Юля смеется и рассказывает, что японские офицеры иногда ходят по городу в одиночку и занимаются отхожим промыслом: торгуют теплыми варежками и носками, которые искусно вяжут сами. Где достают такую отличную шерсть — не поймешь. Наверно, какие-нибудь свои шерстяные кальсоны распускают. Один даже приходил к Юле в цех, предлагал свою продукцию и очень забавно высказывался по-русски насчет магаданского быта. "Японская салдата идет — русская салдата охраняй — моя понимай: война! Русская мадама идет — русская салдата охраняй — моя не понимай". Это так он отреагировал на многочисленные женские этапы, бредущие по улицам нашей столицы, все прибывающие и прибывающие морскими транспортами, точно неисчерпаемо количество преступниц в наших городах и селах.
Да, много нового в Магадане за семь лет моего отсутствия, но основное незыблемо — этапы идут и идут.
Некоторые уличные сцены волнуют меня почти до слез. Например, подростки и старики. Их не было здесь раньше. В тайге их нет и до сих пор. По крайней мере, я уже десять лет не видела ни тех, ни других. Из заключенных до старости никто не доживает. А начальство раньше не привозило в такой край своих родителей. Дети на Колыме раньше были только те, что родились уже здесь. Подростков почти не было. А вот сейчас в колымский центр уже навезли подросших ребят с материка.
Жадно вглядываюсь в каждого мальчугана-школьника, сопоставляю его со своими сыновьями. Вот этому, наверно, уже четырнадцать. Таким я Алешу уже не видала. Да и Васе сейчас уже пятнадцать. И я не могу себе представить, как он выглядит.
А вот старушка ведет за руку девочку. Какая приятная старушка, круглолицая, опрятная! Как наша няня Фима. И девочка на нее похожа. Наверно, бабушка и внучка. Когда я видела такое? В каких снах?
Еще умиляют меня собаки. В тайге я было возненавидела весь собачий род. Там одни немецкие овчарки — верные слуги тюремщиков. Лютые наши враги. И как-то забылось, что на свете живут еще веселые безобидные дворняги, чудаковатые таксы, кокетливые болонки. Я радостно смеюсь, когда у дверей Юлиного барака нас приветствует хриплым лаем Юлин цеховой сторож Кабысдох, потомственный безродный дворняга. Пес, не рвущий вас за горло, а добродушно виляющий хвостом. Право же, в этом есть что-то человеческое. И он, бедняга, так же мало повинен в злодеяниях своих родственников, несущих службу у колючей проволоки, как мы — двуногие дворняжки — в волчьих повадках двуногих овчарок. Я треплю Кабысдоха по свалявшейся шерсти и внутренне примиряюсь с собачьим родом.

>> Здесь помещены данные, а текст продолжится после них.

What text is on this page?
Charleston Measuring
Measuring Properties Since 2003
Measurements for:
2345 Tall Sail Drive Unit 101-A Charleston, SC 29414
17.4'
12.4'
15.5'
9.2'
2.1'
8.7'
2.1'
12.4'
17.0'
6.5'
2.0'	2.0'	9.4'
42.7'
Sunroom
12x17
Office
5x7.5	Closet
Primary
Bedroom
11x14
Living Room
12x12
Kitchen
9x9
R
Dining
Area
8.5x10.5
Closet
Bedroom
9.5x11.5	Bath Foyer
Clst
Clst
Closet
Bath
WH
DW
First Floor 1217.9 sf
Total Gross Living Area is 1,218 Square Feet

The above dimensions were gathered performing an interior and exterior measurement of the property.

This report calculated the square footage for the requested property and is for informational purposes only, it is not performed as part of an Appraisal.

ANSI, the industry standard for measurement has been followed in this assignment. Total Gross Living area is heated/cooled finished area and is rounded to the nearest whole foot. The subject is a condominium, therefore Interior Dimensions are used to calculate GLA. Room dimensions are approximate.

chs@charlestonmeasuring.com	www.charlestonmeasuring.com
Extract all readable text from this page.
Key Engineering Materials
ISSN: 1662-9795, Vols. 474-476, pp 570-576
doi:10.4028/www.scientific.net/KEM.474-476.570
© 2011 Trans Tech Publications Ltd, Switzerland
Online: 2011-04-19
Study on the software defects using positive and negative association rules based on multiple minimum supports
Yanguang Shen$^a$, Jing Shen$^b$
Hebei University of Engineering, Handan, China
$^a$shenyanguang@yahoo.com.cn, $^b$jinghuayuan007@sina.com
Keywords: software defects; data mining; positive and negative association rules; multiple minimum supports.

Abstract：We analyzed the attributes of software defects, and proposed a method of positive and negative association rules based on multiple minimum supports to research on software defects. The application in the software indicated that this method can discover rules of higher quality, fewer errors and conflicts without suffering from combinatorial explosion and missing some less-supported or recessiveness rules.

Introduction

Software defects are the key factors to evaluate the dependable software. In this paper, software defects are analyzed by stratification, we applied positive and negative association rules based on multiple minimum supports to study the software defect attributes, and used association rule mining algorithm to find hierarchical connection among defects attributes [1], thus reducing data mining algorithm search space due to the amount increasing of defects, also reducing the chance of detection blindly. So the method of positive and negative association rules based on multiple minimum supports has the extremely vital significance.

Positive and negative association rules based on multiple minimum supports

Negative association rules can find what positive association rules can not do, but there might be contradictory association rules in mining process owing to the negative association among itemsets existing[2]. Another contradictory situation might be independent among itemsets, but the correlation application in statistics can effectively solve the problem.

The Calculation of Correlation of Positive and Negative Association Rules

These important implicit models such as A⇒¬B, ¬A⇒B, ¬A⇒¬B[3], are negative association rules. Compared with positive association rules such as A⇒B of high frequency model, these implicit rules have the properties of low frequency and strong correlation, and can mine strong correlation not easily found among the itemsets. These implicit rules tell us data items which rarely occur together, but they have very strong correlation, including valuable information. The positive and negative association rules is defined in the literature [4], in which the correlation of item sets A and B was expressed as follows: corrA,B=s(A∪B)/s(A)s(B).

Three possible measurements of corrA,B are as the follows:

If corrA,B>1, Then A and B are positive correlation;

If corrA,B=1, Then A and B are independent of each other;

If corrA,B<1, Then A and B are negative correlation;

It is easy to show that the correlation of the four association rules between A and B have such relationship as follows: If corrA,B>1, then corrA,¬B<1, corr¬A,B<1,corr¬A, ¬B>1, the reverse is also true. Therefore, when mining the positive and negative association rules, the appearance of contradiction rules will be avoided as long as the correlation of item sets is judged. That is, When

— Ох, а за хлебом-то и забыли, — спохватывается Юля, и мы сворачиваем в так называемый первый магазин.
Хлеб выдается по карточкам. На простых полках — пачки кофе "Здоровье". На стенах — красочные плакаты. На них — румяные окорока, брусья сливочного масла, головы голландского сыра. И надписи: "К 1950 году на душу населения будет приходиться столько-то мяса, масла, сахара".
Меня охватывает неловкость. Что же это я? На Юлькину пайку приехала?
— Ах да, у меня пироги есть, — радостно вспоминаю я дар, полученный от маникюрши с семьдесят второго километра. — Хорошие, из сеяной муки...
— Вот, видала нашу торговлишку? — огорченно говорит Юля и добавляет: — А у тех-то, у габардиновых, заметила, какие ряшки?
— Так ведь у них закрытые распределители... Смотри, а водки полно!
— Это не водка. Ее ввозить сюда нерентабельно. Это чистый спирт. И хлещут его тут почти неразведенным.
На улице, у магазина, как трупы валяются пьяные. Среди них немало женщин.
Я вдруг чувствую какую-то непомерную усталость.
— Пойдем домой, Юль! Я что-то уже сыта магаданскими пейзажами по горло...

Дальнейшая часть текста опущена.